Small and medium sized business breaches (a medium business is 50 to 250 employees) have increased by 10% over the last year – and they can cost companies up to 6% of their turnover, “when they could protect themselves for far less,” suggests the UK’s Department for Business, Innovation and Skills (BIS).
The Technology Strategy Board, an agency sponsored by BIS and with a total pot of £500,000, is extending its Innovation Vouchers scheme to both small and medium businesses for grants of up to £5000. The purpose is to fund external help and consultancy in security. “Companies are more at risk than ever of having their cyber security compromised, in particular small businesses, and no sector is immune from attack,” said David Willetts, the minister for universities and science. “But there are simple steps that can be taken to prevent the majority of incidents.”

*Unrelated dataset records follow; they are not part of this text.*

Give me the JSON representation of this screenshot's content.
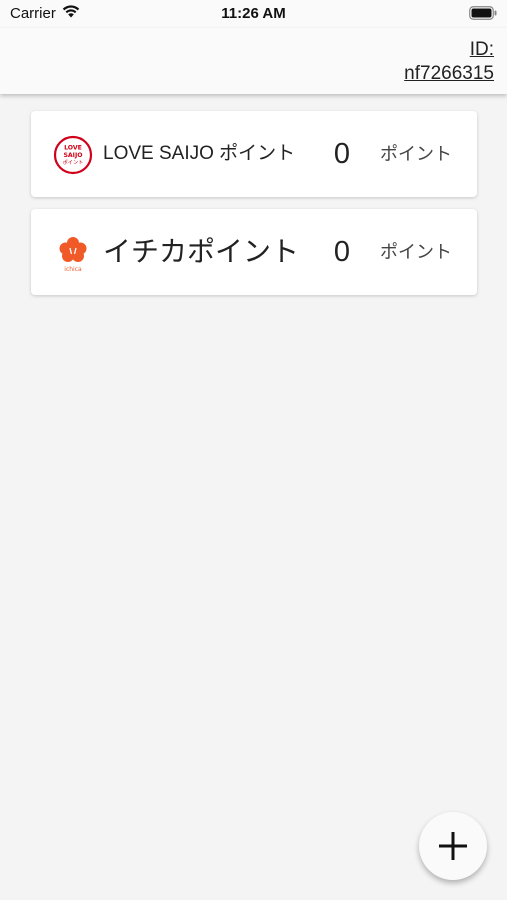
{
  "status_bar": {
    "carrier": "Carrier",
    "time": "11:26 AM"
  },
  "header": {
    "user_id_label": "ID:",
    "user_id_value": "nf7266315"
  },
  "cards": [
    {
      "name": "LOVE SAIJO ポイント",
      "points": "0",
      "unit": "ポイント",
      "icon": "love-saijo-logo",
      "logo_text": [
        "LOVE",
        "SAIJO",
        "ポイント"
      ],
      "accent_color": "#d0021b"
    },
    {
      "name": "イチカポイント",
      "points": "0",
      "unit": "ポイント",
      "icon": "ichica-logo",
      "logo_text": "ichica",
      "accent_color": "#f05a28"
    }
  ],
  "fab": {
    "icon": "plus-icon"
  }
}
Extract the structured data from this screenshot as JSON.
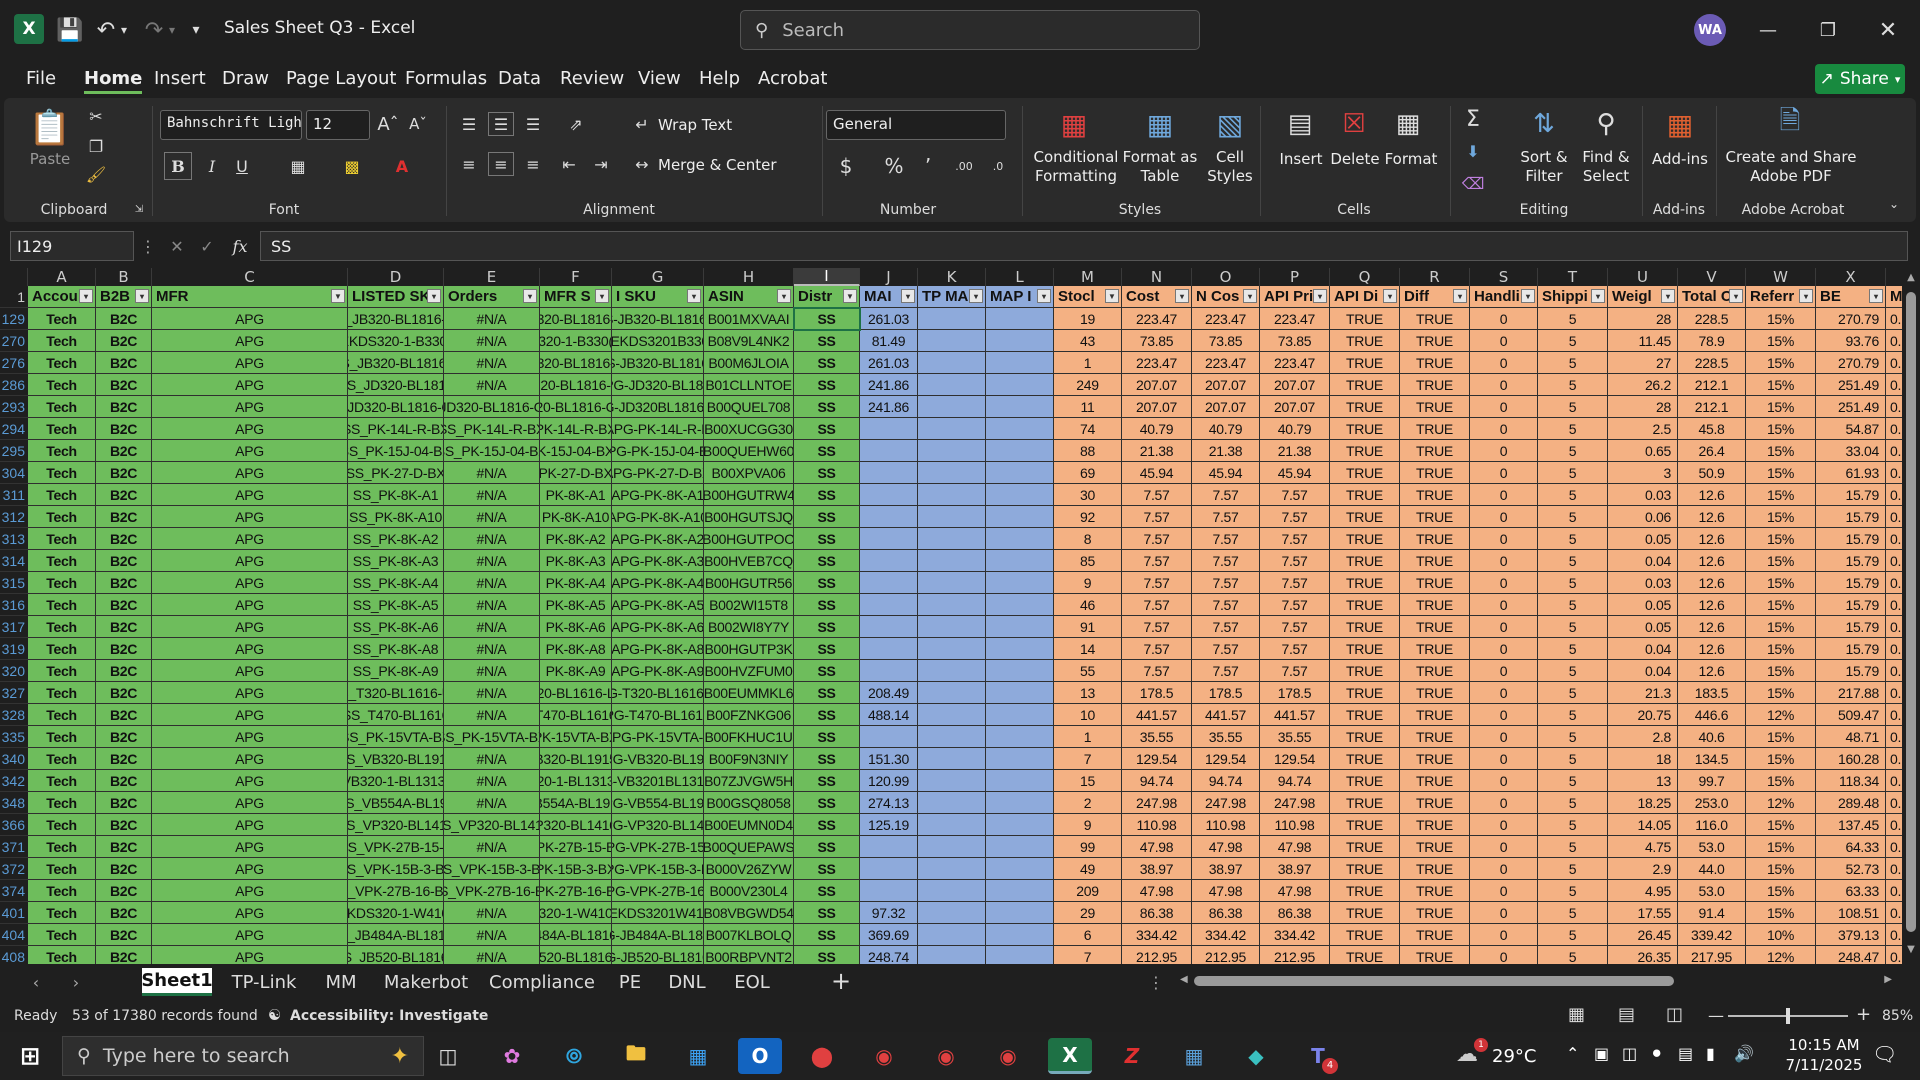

Apart from the grants for outside advice, BIS will be publishing security guidance for small businesses. Mike Cherry, the national policy chairman for the Federation of Small Businesses (FSB) welcomes the move. “The FSB is very pleased to see the Government announce a package of measures including specific guidance for small firms, helping them take steps towards more effective cyber security,” he said. Information security should be part and parcel of good business practice. We need to cut through the jargon to give straightforward and practical advice, to help businesses put in place protections in their business.”
In terms of numbers, SMEs comprise almost 99.9% of all UK businesses. There are more than 4.5 million individual SMEs in the UK (BIS figures). If the total pot was distributed evenly, each SME would receive £9 towards improving its security. Andrew Beckett from Cassidian (one of the four companies taking part in CESG’s Cyber Incident Response Scheme) believes the government could do more to prevent small businesses being targeted by cyber crime. “This scheme will help SMEs to kick start their own cyber defenses,” he said. But he added, “It is clear that the cyber threat is now affecting SMEs who are simply not prepared or given enough support to deal with such a serious problem.”